Fondu au noir
Le fléau n'est pas à la mesure de l'homme, on se dit donc que le fléau est irréel, c'est un mauvais rêve qui va passer. (Camus, La Peste)
Ce qui se passe aujourd'hui en France atteste de la conscience (ou non) de nos peurs, de la notion de danger, de notre sens de la responsabilité, de notre perception du réel dans un monde sinon virtuel, en tout cas de plus en plus abstrait dans notre (non, pas le mien) ressenti.
Je suis étonnée, outrée de la bêtise inconsciente de supporters footeux qui se rassemblent dans la proximité la plus exacerbée en-dehors d'un stade, déplaçant, peut-être en pire, la proximité du dedans.
Je tombe sur le cul quand, parallèlement aux conseils multipliés de s'écarter par prudence les uns des autres, des stupidissimes décident de manifester bras-dessus-bras-dessous ! Comme si ce qui ne se voyait pas n'existait pas.

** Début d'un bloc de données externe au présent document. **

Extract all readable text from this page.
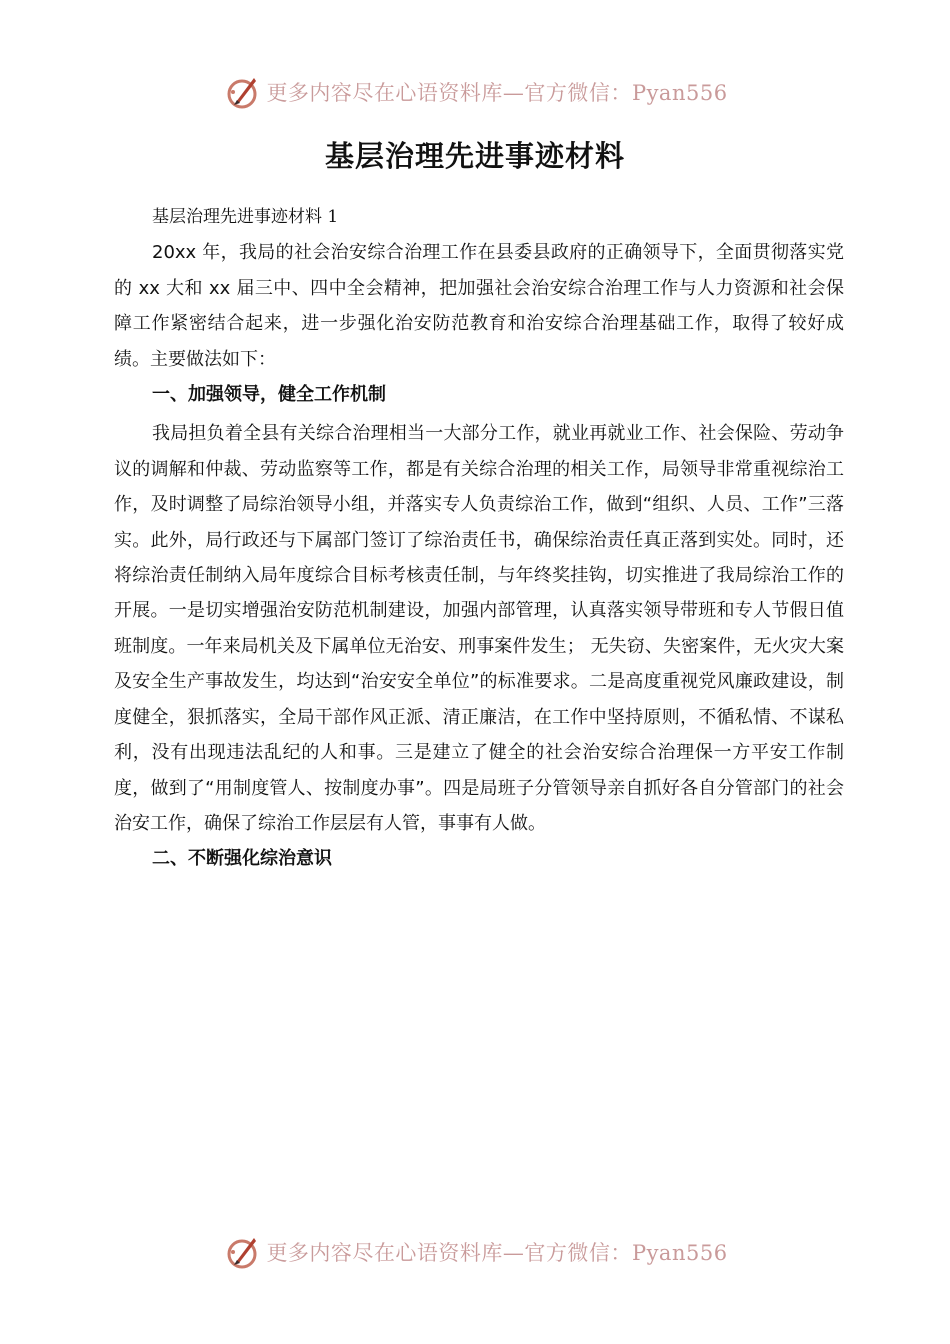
更多内容尽在心语资料库—官方微信：Pyan556
基层治理先进事迹材料

基层治理先进事迹材料 1

20xx 年，我局的社会治安综合治理工作在县委县政府的正确领导下，全面贯彻落实党的 xx 大和 xx 届三中、四中全会精神，把加强社会治安综合治理工作与人力资源和社会保障工作紧密结合起来，进一步强化治安防范教育和治安综合治理基础工作，取得了较好成绩。主要做法如下：

一、加强领导，健全工作机制

我局担负着全县有关综合治理相当一大部分工作，就业再就业工作、社会保险、劳动争议的调解和仲裁、劳动监察等工作，都是有关综合治理的相关工作，局领导非常重视综治工作，及时调整了局综治领导小组，并落实专人负责综治工作，做到“组织、人员、工作”三落实。此外，局行政还与下属部门签订了综治责任书，确保综治责任真正落到实处。同时，还将综治责任制纳入局年度综合目标考核责任制，与年终奖挂钩，切实推进了我局综治工作的开展。一是切实增强治安防范机制建设，加强内部管理，认真落实领导带班和专人节假日值班制度。一年来局机关及下属单位无治安、刑事案件发生； 无失窃、失密案件，无火灾大案及安全生产事故发生，均达到“治安安全单位”的标准要求。二是高度重视党风廉政建设，制度健全，狠抓落实，全局干部作风正派、清正廉洁，在工作中坚持原则，不循私情、不谋私利，没有出现违法乱纪的人和事。三是建立了健全的社会治安综合治理保一方平安工作制度，做到了“用制度管人、按制度办事”。四是局班子分管领导亲自抓好各自分管部门的社会治安工作，确保了综治工作层层有人管，事事有人做。

二、不断强化综治意识

更多内容尽在心语资料库—官方微信：Pyan556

Les bras m'en tombent quand, alors que les bars et restaurants vont fermer à minuit, de jeunes Parisiens fêtards-connards (et je me modère) descendent vite s'y rassembler avant l'interdiction ! Hé, les cons, il ne s'agit pas de tout fermer pour vous emmerder, mais pour vous protéger ! Alors descendre s'en boire une petite en se mélangeant les postillons et les embrassades juste avant le couvre-feu, vous avez raison, c'est exactement ce qu'il faut faire, bande de bulbectomisés !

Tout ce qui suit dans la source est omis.